I really don't have a shortage of boys who like me, but it's always the wrong ones-I get hooked on making a boy like me and then I immediately become uninterested because he becomes obsessed with me and won't leave me alone. It makes me so upset that I get this way, I cry for days every time it happens because I can't stand the thought of breaking their hearts but I'm always honest with them because I feel like it would be worse to lead them on. I've only dated one guy that I continued liking, and we just broke up after being in a serious relationship for a year and 7 months.

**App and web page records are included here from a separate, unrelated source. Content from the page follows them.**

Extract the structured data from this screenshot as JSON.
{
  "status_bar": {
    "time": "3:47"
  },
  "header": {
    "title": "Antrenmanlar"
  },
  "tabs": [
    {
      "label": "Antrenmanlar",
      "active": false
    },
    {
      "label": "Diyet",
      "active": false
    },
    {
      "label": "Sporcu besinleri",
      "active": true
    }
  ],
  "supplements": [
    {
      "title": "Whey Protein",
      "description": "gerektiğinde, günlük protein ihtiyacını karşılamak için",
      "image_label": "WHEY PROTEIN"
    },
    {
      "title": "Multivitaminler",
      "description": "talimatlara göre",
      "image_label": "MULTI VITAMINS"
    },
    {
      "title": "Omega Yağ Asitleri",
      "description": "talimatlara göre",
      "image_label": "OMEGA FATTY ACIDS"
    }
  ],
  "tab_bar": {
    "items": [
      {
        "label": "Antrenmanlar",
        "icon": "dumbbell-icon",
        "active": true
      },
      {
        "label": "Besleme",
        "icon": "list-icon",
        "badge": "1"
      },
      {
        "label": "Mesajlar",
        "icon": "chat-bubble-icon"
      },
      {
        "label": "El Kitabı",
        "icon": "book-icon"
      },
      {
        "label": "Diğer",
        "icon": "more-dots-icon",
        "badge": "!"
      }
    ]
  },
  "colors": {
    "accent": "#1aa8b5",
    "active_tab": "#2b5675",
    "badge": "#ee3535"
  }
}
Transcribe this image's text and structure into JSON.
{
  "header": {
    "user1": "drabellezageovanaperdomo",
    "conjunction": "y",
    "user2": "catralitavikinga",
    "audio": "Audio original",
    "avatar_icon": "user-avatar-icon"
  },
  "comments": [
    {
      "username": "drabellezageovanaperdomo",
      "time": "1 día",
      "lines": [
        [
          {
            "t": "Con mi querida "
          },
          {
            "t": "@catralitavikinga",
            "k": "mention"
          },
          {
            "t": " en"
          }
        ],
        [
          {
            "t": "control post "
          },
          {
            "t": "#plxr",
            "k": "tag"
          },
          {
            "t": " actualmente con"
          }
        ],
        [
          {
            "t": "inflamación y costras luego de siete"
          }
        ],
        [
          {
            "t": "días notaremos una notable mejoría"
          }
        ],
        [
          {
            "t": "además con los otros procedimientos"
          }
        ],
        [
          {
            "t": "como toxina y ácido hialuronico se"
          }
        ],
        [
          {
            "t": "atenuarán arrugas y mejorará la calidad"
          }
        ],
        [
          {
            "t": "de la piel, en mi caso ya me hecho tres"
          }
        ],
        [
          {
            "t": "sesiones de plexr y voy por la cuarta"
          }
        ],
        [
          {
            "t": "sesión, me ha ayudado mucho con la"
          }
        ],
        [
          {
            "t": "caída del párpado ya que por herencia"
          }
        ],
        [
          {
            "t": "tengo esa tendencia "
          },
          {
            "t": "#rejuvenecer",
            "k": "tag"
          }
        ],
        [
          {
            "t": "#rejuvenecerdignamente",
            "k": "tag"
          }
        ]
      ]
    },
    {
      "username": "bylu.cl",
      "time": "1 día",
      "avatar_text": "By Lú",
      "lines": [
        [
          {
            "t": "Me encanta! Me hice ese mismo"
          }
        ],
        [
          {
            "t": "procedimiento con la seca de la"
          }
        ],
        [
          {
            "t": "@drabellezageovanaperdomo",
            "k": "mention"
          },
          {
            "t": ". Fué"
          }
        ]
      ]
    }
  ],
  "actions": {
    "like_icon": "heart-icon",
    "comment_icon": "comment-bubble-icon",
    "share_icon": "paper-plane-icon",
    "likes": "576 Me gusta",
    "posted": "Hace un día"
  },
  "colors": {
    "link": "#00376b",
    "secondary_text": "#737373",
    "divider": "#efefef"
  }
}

Not meaning to sound self-absorbed, but for the sake of accuracy it is important to note that I am an attractive girl, a straight A student (senior in high school), and I am very successful-I have 3 internships in architectural design this year. I want to ask why boys don't seem to show interest in me, but the thing is they do, it's just not the ones I'm interested in. So why don't the attractive, successful boys show interest in me? Boys either tell me I'm "too good for them" or that they "love me more than they love themselves" (both of these have happened numerous times) and it scares me off... I recently had a guy leave his girlfriend for me (which I totally did not want) and that freaked me out so I ran... why can't I find someone that doesn't scare me off when I have so many guys chasing me? Will it get better after high school? And how do I become less obsessed with making every guy I meet like me
Please don't tell me to just stop being picky or running away... I literally can't help it.
Most Helpful Guy
Right now you are your own worst enemy. You are trying way to hard. The dating and mating game is not simple. You have to be willing to take your time and also experiment. It seems that the type of guy you need is one that is very self-confident... one that is not clingy. Running around after every guy or flirting with all of them is just going result in the same thing over and over. Relax a little and find the self confident (not egotistical) one.